Wir verstehen unter „Säen für den Geist“ und „Säen für das Fleisch“ entweder ein Leben nach Gottes Willen oder andererseits ein Leben nach dem Geist des Widersachers – das Säen von Samen, der entweder zu den gesegneten Früchten des Heiligen Geistes Gottes oder zu den Früchten des gefallenen Fleisches führt – dem verdorbenen, satanischen Geist mit all seinen Begleiterscheinungen. Wenn wir nach unserem Fleisch leben, bedeutet das Verderbnis, moralischen und geistlichen Verfall; denn wir befinden uns in einer verderblichen Bedingung.
DER GEGENWÄRTIGE WEG DER WELT WIRD SICH AUF DIE ZUKUNFT AUSWIRKEN
In ihrer gegenwärtigen Bedingung kann die Welt nicht auf ewiges Leben hoffen, denn sie ist nicht in Beziehung zum Lebensgeber getreten, obwohl Gott, wie die Kirche weiß, der ganzen Menschheit die Gelegenheit zum ewigen Leben gegeben hat. Aber auch wenn die Welt noch nicht auf dieses ewige Leben hin einer Prüfung unterzogen wird, hat ihr Verhalten dennoch einen entscheidenden Einfluss auf ihre Zukunft. Wenn sie jetzt nach den Grundsätzen der Selbstsucht – der Selbstbefriedigung – leben, werden sie entsprechend ernten, entsprechend den Einflüssen, die in ihnen wirken. Und dies wird sie in einer zunehmend verdorbenen Bedingung überlassen, wenn sie so weiterleben, und sie werden im nächsten Zeitalter mehr zu überwinden haben, wenn sie jemals ewiges Leben erlangen wollen. Sie wären wesentlich weiter fortgeschritten und im Vorteil, wenn sie den Werten der Gerechtigkeit folgen würden, wenn sie die Prinzipien der Gerechtigkeit und der Liebe pflegen würden; und sie werden weitaus schlechter gestellt und benachteiligt sein, wenn sie den Prinzipien der Selbstsucht und der Unreinheit folgen.

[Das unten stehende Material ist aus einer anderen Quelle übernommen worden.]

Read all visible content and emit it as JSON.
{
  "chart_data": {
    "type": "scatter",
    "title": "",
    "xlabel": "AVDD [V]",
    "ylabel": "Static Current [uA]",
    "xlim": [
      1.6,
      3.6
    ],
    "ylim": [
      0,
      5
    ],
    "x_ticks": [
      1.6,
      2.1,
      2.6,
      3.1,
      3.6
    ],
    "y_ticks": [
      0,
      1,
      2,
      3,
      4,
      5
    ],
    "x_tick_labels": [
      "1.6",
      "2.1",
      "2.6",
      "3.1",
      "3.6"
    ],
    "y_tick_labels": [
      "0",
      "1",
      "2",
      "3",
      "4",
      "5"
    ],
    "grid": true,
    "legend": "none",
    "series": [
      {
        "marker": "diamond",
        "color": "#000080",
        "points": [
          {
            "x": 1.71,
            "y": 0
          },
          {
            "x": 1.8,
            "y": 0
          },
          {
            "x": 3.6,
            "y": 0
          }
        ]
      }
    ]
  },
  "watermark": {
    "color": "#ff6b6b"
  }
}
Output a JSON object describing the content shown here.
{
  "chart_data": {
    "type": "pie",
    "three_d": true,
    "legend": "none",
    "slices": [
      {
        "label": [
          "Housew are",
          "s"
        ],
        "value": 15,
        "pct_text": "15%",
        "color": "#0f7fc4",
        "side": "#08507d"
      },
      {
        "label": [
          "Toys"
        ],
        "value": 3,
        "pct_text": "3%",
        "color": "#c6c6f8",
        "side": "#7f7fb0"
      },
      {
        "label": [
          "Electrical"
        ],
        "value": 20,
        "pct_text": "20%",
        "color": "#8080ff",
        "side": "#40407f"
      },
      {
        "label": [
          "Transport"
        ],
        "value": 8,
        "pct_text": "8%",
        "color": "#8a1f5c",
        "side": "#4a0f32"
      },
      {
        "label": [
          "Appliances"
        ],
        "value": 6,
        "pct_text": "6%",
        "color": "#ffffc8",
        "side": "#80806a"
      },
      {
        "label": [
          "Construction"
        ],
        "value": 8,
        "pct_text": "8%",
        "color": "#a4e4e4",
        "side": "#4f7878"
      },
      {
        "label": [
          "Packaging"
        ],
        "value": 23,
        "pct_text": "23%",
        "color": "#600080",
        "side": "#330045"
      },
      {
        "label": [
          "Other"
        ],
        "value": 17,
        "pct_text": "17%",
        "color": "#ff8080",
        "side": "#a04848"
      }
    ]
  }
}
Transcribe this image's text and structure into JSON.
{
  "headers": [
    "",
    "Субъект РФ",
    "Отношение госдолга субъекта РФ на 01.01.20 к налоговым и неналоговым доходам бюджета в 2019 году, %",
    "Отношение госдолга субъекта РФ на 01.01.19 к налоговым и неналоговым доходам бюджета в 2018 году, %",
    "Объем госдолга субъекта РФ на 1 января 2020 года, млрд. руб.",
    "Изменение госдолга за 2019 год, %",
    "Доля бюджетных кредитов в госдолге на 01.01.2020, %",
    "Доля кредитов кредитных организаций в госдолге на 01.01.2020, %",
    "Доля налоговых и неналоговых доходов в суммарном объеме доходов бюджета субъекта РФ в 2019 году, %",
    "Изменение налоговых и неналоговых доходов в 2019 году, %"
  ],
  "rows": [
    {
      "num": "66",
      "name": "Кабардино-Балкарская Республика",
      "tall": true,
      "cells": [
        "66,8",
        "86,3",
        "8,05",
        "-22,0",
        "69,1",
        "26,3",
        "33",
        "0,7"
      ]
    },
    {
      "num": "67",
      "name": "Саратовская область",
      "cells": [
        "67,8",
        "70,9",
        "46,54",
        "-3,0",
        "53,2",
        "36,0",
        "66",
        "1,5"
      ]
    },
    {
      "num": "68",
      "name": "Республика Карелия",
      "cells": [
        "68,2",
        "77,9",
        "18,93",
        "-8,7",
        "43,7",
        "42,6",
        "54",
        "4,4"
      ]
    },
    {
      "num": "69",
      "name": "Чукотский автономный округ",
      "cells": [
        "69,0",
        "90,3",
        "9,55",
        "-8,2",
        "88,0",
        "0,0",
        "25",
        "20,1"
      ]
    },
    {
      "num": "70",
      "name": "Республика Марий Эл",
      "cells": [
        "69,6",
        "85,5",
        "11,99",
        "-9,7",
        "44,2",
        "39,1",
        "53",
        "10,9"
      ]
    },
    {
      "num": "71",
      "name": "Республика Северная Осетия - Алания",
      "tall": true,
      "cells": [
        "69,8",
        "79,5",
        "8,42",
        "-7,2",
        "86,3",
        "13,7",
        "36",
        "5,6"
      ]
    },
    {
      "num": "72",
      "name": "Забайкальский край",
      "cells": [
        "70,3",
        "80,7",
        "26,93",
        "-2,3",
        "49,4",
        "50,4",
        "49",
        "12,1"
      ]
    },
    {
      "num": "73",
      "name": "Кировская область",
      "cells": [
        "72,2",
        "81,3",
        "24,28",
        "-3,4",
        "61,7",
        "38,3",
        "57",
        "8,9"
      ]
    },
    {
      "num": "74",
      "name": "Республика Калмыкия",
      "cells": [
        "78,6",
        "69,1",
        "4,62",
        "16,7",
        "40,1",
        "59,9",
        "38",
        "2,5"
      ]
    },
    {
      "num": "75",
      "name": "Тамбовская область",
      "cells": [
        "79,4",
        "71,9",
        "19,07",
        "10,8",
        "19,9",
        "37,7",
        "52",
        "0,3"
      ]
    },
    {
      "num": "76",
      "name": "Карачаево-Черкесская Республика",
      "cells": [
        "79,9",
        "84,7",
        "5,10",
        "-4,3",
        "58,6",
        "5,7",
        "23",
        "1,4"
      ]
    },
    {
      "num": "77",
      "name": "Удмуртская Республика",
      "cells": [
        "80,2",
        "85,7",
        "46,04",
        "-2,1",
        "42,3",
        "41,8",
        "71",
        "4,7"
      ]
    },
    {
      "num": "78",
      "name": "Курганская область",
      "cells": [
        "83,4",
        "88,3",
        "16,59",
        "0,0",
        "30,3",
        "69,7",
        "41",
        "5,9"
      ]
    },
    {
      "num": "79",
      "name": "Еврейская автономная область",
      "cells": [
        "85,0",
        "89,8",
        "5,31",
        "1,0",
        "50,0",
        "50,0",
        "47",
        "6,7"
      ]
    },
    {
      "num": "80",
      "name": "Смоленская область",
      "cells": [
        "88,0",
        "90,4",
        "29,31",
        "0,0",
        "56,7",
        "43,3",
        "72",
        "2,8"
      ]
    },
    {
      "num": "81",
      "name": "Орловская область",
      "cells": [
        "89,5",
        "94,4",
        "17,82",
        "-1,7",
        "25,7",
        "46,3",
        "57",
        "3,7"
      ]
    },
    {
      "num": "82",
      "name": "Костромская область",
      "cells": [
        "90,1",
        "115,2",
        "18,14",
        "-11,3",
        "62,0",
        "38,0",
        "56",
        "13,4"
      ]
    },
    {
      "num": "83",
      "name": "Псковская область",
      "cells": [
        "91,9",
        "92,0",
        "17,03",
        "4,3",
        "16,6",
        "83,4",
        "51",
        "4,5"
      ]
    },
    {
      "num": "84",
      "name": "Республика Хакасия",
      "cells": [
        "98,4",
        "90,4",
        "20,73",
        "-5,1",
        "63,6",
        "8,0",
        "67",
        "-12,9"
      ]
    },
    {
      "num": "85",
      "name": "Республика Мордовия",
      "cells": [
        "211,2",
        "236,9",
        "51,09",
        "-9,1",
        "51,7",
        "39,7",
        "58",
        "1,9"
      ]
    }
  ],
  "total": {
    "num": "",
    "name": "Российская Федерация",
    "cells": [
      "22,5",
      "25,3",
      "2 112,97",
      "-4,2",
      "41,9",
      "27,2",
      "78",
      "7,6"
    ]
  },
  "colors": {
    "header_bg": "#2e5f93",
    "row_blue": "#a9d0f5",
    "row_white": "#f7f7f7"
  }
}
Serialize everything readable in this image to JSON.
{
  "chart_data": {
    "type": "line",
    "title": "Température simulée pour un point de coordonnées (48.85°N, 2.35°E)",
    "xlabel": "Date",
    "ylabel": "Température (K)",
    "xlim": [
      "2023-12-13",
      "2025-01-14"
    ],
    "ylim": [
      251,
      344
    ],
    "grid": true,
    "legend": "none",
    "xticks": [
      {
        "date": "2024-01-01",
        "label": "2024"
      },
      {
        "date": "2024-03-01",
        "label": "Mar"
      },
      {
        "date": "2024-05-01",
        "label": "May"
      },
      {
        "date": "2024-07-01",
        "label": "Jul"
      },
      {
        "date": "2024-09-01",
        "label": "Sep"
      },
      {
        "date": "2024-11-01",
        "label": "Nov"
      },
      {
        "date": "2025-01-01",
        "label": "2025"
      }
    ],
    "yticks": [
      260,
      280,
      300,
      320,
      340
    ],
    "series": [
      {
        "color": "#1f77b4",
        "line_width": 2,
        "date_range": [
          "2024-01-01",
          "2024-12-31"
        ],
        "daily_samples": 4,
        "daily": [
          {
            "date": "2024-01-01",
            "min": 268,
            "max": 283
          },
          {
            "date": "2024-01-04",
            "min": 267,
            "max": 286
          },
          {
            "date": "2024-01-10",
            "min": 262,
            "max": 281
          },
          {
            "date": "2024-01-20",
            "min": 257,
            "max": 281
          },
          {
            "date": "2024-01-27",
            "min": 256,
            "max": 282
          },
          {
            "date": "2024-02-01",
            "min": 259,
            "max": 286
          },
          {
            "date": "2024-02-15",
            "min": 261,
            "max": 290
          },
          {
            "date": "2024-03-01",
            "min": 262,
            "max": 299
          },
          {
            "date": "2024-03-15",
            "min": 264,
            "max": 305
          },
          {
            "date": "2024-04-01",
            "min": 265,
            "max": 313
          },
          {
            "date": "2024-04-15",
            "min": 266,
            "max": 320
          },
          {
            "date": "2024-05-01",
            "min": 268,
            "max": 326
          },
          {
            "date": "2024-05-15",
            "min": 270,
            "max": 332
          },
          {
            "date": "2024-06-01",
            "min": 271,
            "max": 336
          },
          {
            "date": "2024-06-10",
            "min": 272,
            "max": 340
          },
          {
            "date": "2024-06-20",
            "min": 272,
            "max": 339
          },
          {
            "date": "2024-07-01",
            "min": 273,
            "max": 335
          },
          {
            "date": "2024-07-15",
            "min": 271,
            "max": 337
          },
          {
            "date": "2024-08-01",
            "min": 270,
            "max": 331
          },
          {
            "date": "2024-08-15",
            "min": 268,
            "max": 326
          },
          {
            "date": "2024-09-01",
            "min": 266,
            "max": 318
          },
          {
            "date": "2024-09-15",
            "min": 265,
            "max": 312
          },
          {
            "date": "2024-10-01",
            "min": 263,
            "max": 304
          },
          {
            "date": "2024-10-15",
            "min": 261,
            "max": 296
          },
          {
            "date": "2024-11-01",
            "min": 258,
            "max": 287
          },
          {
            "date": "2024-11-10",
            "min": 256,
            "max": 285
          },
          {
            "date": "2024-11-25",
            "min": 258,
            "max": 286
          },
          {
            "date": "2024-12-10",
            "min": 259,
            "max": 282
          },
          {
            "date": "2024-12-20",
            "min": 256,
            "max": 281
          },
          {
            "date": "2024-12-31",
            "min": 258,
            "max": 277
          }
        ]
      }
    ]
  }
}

Wir können diese Angelegenheit deutlich bis zurück zum Garten Eden verfolgen. Im Falle von Vater Adam, als er zur Selbstbefriedigung säte, als er von der verbotenen Frucht aß, schlug er den falschen Weg ein; er folgte nicht seinem besten Urteilsvermögen, seinem Gewissen; er folgte seiner Neigung. Infolgedessen brachte er die Todesstrafe über sich, die allmählich zum Erlöschen des Lebens führte; und alle seine Nachkommen haben seine Verurteilung mitgetragen. Traurig war die Aussaat, und bitter und weitreichend war die Ernte. Aber durch die Gnade Gottes werden selbst die schrecklichen Erfahrungen des Menschen mit der Sünde sich für die Engel und alle intelligenten Schöpfungen Gottes in alle Ewigkeit als sehr wertvolle Lektion erweisen.